Das Pentagon soll die Nutzung von US-ATACMS-Raketen durch die Ukraine gegen Ziele tief in Russland blockiert haben. Berichte zufolge wurde ein neues Genehmigungsverfahren eingeführt, das Angriffe faktisch unterbindet. Die Entscheidung wirft Fragen nach der politischen Strategie, der militärischen Wirkung und den Auswirkungen auf Friedensgespräche auf.
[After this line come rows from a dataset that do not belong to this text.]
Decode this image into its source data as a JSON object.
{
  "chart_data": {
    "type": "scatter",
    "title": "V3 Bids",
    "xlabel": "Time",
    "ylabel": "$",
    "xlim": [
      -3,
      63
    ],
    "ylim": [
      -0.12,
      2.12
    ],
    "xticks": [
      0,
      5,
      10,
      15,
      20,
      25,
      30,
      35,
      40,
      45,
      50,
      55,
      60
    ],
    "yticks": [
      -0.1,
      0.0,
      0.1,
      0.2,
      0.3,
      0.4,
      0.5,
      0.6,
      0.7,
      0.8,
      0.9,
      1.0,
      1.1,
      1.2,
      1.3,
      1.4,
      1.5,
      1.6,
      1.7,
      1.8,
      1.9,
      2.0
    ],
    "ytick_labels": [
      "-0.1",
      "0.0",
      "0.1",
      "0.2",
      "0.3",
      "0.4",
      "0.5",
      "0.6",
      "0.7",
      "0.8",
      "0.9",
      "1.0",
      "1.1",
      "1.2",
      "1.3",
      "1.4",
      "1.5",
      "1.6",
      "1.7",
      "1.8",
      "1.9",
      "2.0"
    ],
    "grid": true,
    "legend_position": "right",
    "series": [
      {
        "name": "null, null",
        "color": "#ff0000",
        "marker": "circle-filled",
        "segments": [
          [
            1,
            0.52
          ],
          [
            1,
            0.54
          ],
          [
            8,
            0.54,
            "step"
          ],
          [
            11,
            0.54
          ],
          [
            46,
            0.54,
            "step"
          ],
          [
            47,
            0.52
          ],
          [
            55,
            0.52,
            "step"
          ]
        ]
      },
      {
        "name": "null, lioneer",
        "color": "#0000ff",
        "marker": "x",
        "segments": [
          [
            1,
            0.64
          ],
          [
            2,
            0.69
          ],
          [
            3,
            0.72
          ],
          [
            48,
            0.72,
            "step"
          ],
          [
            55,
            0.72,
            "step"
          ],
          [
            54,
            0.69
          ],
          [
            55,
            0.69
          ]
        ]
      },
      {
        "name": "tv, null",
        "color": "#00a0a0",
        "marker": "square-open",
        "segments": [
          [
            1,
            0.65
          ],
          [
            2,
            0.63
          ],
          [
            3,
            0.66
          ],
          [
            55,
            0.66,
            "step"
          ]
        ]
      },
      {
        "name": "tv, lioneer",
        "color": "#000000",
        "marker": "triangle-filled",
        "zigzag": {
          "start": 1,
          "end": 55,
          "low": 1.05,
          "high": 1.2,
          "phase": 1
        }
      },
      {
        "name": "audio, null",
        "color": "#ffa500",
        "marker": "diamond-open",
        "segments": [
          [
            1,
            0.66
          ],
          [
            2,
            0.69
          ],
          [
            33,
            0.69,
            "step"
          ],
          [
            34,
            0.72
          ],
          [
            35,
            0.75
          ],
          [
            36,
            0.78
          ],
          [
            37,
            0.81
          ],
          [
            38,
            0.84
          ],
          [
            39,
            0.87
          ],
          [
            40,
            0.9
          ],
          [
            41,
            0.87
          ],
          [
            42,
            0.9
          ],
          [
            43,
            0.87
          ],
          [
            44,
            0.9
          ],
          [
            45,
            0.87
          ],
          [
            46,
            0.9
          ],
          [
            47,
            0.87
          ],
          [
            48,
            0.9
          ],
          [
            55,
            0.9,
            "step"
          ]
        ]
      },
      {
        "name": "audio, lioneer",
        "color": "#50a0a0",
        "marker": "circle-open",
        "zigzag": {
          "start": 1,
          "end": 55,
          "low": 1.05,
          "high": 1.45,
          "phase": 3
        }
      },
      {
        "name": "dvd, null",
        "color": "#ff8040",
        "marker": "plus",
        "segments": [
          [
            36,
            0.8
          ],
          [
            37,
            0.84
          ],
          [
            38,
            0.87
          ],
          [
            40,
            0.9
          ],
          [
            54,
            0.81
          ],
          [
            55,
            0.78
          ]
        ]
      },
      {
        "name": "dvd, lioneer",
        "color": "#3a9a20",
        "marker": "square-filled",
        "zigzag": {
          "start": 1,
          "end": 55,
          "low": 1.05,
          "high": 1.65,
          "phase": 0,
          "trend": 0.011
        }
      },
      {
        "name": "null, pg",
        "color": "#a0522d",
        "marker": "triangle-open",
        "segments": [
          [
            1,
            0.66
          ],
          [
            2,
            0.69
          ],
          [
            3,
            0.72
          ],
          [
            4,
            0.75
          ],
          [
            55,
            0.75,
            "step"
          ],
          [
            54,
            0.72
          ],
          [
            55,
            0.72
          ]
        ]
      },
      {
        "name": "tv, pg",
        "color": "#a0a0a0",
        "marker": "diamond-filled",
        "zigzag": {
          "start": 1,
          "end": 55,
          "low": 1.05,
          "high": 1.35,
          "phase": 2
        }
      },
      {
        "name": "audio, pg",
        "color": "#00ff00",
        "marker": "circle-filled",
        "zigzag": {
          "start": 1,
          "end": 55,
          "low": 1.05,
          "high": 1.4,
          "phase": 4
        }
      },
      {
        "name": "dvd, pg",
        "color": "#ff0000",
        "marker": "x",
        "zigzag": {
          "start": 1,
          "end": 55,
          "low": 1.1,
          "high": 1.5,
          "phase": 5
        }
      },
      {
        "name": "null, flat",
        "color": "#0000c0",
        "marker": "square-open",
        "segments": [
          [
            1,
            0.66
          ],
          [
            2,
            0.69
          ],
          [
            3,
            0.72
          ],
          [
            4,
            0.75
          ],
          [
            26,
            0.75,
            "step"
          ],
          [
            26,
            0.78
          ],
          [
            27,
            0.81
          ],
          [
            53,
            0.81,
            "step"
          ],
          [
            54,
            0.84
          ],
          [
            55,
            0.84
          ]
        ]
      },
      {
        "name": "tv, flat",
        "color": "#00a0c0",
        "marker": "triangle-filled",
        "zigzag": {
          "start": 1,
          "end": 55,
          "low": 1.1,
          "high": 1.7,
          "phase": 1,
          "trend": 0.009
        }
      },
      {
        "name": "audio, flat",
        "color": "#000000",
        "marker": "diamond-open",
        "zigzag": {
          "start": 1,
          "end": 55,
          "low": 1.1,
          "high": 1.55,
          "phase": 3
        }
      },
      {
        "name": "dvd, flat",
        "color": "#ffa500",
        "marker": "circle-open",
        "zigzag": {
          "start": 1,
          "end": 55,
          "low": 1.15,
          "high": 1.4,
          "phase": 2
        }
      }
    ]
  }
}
Einordnung der Entscheidung
Seit dem Frühjahr 2025 gibt es Hinweise, dass die USA den Einsatz von ATACMS durch die Ukraine erheblich eingeschränkt haben. Ein internes Prüfverfahren sorgt dafür, dass die ukrainischen Streitkräfte zwar Zugriff auf diese Waffensysteme haben, deren Einsatz gegen Ziele im russischen Kernland jedoch von höchster Stelle im Pentagon genehmigt werden muss. Praktisch bedeutet dies: Die Raketen stehen zwar im Arsenal, können aber nicht ohne ausdrückliche Zustimmung genutzt werden. Damit hat sich die Politik der USA erneut gewandelt – nachdem die Regierung unter Joe Biden im November 2024 noch grünes Licht für ATACMS-Schläge auf russisches Territorium gegeben hatte.
Hintergrund zu ATACMS
Die ATACMS („Army Tactical Missile System“) sind taktische ballistische Raketen mit einer Reichweite von bis zu 300 Kilometern. Sie können mit unterschiedlichen Gefechtsköpfen ausgestattet werden und haben eine präzise Steuerung, die sowohl auf GPS als auch auf spezielle Navigationssoftware wie TERCOM zurückgreifen kann. Seit 1991 wurden sie in verschiedenen Konflikten eingesetzt. In der Ukraine kamen ATACMS erstmals im Jahr 2023 zum Einsatz, wobei sie sowohl gegen militärische Infrastruktur als auch gegen logistische Knotenpunkte genutzt wurden.
Das neue Genehmigungsverfahren
Auslöser der aktuellen Restriktionen war ein Mechanismus, der von Pentagon-Unterstaatssekretär Elbridge Colby entwickelt wurde. Demnach müssen sämtliche Angriffe, die über die ukrainischen Landesgrenzen hinausgehen, durch Verteidigungsminister Pete Hegseth persönlich bestätigt werden. Insider sprechen davon, dass in den vergangenen Monaten kein einziger Antrag genehmigt wurde. Damit ist die Blockade zwar nicht offiziell, wirkt aber faktisch wie ein Verbot.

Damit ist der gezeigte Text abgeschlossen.